Strategi Salahuddin Al Ayyubi merupakan gabungan antara peperangan dan diplomasi yang dipadukan dengan gagasan. Gagasannya adalah, bahwa hanya dia yang bisa melancarkan perang suci melawan pemukim Kristen di Timur Tengah yang telah membentuk negara-negara Latin seperti Kerajaan Yerusalem.

Namun, pertama-tama, pemimpin militer tersebut tidak memiliki keraguan untuk melancarkan perang terhadap musuh-musuh Muslimnya.
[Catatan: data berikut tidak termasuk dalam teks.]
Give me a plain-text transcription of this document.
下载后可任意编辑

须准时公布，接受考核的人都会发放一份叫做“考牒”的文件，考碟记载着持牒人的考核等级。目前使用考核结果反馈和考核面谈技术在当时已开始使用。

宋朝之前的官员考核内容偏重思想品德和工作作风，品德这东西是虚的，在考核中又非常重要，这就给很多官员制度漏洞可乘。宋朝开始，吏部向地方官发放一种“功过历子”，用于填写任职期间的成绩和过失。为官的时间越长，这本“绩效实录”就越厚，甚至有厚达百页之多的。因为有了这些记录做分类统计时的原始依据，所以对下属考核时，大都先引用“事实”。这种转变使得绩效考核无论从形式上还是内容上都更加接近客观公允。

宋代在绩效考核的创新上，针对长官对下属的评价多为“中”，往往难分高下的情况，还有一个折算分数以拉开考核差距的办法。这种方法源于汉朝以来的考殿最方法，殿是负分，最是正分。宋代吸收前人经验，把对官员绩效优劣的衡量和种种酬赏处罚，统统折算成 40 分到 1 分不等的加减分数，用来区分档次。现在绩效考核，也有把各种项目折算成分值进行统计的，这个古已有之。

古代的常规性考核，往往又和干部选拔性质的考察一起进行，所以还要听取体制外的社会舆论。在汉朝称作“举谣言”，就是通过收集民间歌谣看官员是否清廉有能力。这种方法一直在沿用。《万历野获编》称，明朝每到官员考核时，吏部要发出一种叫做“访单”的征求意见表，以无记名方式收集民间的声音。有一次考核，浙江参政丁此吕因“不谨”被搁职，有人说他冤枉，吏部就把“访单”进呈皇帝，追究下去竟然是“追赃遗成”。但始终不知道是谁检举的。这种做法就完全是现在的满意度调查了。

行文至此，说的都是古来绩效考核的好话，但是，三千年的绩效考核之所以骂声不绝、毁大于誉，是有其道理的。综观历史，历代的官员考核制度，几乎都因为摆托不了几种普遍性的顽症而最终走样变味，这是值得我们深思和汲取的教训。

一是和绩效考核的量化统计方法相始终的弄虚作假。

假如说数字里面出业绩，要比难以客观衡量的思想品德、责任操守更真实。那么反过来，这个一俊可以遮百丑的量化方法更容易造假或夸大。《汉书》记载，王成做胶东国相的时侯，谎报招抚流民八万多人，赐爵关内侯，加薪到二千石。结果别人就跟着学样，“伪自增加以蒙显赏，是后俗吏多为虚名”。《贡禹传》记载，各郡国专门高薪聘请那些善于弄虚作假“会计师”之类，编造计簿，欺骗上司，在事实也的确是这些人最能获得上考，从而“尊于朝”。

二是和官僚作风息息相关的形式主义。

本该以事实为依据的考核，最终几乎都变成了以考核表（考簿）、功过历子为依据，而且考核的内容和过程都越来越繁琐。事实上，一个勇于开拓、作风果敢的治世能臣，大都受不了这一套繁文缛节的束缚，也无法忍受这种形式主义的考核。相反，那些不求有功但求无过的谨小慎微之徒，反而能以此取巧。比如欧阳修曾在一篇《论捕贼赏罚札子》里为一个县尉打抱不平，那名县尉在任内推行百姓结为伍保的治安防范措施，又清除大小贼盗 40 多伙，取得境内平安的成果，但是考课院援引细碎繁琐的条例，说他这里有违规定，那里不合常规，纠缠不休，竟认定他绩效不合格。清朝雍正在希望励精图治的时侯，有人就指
Pada tahun 1175, misalnya, pasukan saingannya di Aleppo dikalahkan olehnya di Hama.

Supremasi Salahuddin di antara para pemimpin Muslim diperkuat ketika khalifah Bagdad, pemimpin agama Sunni, secara resmi mengakui dia sebagai gubernur Mesir, Suriah dan Yaman.

Sayangnya, Aleppo tetap merdeka dan, diperintah oleh putra Nur ad-Din, menjadi duri serius dalam sisi diplomatik Saladin.

Ada risiko pribadi yang lebih besar juga, karena Sultan Mesir dua kali selamat dari upaya pembunuhan yang dilakukan oleh Assassin, sebuah sekte Syiah yang kuat.

Saladin segera merespons dengan menyerang benteng yang dikuasai Assassin di Masyaf di Suriah dan menjarah daerah sekitarnya.

Sementara itu, jalur diplomasi juga ditempuh, terutama dengan menikahi janda Nur ad-Din, Ismat, yang juga putri mendiang penguasa Damaskus, Unur.

Oleh karena itu, Saladin dengan mudah mengasosiasikan dirinya dengan dua dinasti yang berkuasa sekaligus.

Dalam perjalanannya terdapat kemunduran seperti kekalahan dari kaum Frank, sebutan bagi para pemukim barat, terutama di Mont Gisard pada tahun 1177.

Niat Saladin untuk sepenuhnya mengusir orang-orang Barat dari Timur Tengah dapat dibuktikan. Itu tergambarkan dari kemenangan pada tahun 1179 di Marj Ayyun dan penaklukan benteng besar di Sungai Yordan.